Mit Bescheid der belangten Behörde vom 10. Juli 1991 wurde der Beschwerdeführerin über ihren Antrag ein Karenzurlaub vom 1. September 1991 bis einschließlich 31. August 1992 gemäß § 58 Abs. 1 und 2 LDG 1984 bewilligt.
Die Beschwerdeführerin beantragte mit Eingabe vom 10. April 1992 die Verlängerung dieses Karenzurlaubes um ein weiteres Schuljahr (1. September 1992 bis 31. August 1993).
Mit dem angefochtenen Bescheid wies die belangte Behörde diesen Antrag ab.
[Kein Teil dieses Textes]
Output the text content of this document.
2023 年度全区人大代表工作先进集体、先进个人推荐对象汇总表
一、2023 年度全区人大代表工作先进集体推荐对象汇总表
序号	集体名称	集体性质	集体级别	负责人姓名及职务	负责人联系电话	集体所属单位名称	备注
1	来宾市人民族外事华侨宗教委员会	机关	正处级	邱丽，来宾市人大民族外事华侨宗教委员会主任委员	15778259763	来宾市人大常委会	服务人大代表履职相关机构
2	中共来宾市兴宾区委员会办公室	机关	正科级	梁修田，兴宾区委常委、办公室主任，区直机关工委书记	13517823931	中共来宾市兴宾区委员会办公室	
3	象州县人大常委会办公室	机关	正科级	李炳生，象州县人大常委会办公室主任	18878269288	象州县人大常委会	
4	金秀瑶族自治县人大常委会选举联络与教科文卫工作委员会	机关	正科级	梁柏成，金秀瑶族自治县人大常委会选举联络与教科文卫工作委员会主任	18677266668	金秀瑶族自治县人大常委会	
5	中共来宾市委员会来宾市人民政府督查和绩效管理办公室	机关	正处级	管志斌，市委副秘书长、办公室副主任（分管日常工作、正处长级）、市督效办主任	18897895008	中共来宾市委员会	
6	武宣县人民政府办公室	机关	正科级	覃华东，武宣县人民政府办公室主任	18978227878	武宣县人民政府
Die Bescheidbegründung hat folgenden Wortlaut:
"Nach § 58 Abs. 1 des LDG 1984 kann einem Landeslehrer auf Ansuchen ein Karenzurlaub gewährt werden, sofern nicht zwingende dienstliche Gründe entgegenstehen. Da derzeit im Tiroler Schuldienst ein Mangel an Hauptschullehrern, insbesondere in den Gegenständen Deutsch und Englisch, in denen Sie geprüft sind, besteht, ist diese Voraussetzung nicht gegeben. Im übrigen wurde Ihnen aus dem selben Grund bereits ein Karenzurlaub für das Schuljahr 1991/92 gewährt."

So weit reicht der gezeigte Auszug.